6. What I'd Tell a Young Analyst

Read the model right. Copart is a fee-based service business that happens to sit on $3.7B of land. Do not value it on EV/EBITDA the way you would a parts distributor or used-car retailer. The right anchor is FCF per share growth, and the right cross-check is incremental ROIC on each new yard.

Watch revenue per unit and unit volume separately. They move on different timescales and for different reasons. If unit volume slows but revenue per unit holds, the cycle is normalizing — fine. If both compress at once, ask whether a carrier contract was lost or whether ADAS is finally damping accident frequency faster than TLF can compensate.

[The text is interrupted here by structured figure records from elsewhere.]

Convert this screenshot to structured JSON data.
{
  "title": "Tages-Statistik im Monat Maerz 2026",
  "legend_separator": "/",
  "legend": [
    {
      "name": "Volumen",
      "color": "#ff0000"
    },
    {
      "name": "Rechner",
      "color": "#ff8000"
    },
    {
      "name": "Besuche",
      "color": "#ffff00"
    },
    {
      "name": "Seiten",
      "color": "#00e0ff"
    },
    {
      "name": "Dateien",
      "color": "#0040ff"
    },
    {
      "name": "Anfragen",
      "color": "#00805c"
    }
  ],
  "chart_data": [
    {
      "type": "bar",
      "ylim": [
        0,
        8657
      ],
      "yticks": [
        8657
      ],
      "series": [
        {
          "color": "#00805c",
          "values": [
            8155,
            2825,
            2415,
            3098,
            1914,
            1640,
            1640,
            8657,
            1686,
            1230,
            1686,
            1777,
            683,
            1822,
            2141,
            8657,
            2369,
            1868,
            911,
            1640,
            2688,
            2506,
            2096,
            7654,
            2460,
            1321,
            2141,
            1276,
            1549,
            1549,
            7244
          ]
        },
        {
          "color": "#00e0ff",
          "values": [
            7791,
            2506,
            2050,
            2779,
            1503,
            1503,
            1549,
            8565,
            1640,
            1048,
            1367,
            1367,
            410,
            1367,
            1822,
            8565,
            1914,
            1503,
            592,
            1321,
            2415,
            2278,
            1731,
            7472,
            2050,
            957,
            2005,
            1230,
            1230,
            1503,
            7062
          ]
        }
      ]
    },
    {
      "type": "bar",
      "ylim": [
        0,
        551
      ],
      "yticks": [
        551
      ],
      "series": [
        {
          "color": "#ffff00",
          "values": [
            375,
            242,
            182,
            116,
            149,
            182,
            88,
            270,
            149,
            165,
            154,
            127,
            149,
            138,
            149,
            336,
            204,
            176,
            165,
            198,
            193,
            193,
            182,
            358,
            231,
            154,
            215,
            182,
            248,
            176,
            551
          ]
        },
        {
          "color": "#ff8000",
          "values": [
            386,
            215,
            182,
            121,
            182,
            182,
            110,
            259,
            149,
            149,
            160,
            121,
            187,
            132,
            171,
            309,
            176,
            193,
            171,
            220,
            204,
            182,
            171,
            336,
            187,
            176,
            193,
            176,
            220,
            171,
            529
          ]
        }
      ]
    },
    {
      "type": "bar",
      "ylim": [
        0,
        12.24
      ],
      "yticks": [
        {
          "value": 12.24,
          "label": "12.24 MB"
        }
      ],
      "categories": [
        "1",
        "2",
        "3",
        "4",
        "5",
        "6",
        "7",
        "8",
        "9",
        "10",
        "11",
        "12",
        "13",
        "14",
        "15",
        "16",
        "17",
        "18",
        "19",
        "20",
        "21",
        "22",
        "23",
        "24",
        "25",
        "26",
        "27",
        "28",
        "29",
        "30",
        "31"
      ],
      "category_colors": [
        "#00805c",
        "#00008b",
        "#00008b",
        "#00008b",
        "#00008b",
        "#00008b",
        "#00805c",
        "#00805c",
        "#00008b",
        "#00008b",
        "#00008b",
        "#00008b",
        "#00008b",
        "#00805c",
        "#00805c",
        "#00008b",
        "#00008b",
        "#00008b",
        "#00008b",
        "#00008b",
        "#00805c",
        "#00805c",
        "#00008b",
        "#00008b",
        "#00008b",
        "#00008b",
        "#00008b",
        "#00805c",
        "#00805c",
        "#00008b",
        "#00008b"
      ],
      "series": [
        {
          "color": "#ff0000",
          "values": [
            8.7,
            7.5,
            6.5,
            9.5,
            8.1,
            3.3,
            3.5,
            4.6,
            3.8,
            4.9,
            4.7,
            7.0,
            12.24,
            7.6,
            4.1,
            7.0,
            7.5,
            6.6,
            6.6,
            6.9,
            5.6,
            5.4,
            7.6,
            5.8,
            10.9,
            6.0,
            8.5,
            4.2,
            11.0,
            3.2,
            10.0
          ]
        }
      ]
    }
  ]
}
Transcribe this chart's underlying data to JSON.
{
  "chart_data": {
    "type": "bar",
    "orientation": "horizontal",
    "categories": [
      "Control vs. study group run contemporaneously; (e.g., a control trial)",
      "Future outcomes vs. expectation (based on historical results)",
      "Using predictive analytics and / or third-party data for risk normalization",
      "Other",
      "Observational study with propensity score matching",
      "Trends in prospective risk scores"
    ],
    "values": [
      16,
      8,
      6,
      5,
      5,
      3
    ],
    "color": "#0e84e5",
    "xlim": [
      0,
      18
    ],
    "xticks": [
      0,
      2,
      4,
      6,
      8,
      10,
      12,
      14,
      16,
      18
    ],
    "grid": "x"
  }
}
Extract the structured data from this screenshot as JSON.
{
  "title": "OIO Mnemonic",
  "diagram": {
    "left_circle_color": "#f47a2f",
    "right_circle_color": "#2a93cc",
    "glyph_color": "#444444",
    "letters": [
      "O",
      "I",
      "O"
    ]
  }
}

The FY2026 YTD slowdown is the only real near-term question. Nine-month revenue down 0.2%, US service revenue down 2.1%. Some of this is the absence of FY2025's hurricane bulge and FX; some may be a Manheim Index reset compressing hammer prices. If the FY2027 plan still shows 10%+ revenue growth, the story is intact. If FY2026 ends with negative growth and FY2027 starts soft, the multiple is the variable that adjusts.

The disintermediation risk is real but small today. LKQ disclosed it could buy salvage directly from insurers. No tier-one carrier has publicly signaled doing so. Track LKQ's commentary and any carrier RFP language for direct-buy programs — that is where the bear case would first appear.

Use the cash. Don't celebrate it. A balance sheet with $4.8B in cash and zero debt is a feature for customer-concentration risk and a flexibility tool for catastrophe response — and a poor compounding vehicle if it sits in T-bills. The acceleration of buybacks in FY2026 is the right direction. The question is whether management presses it at the next 30% drawdown the way they should.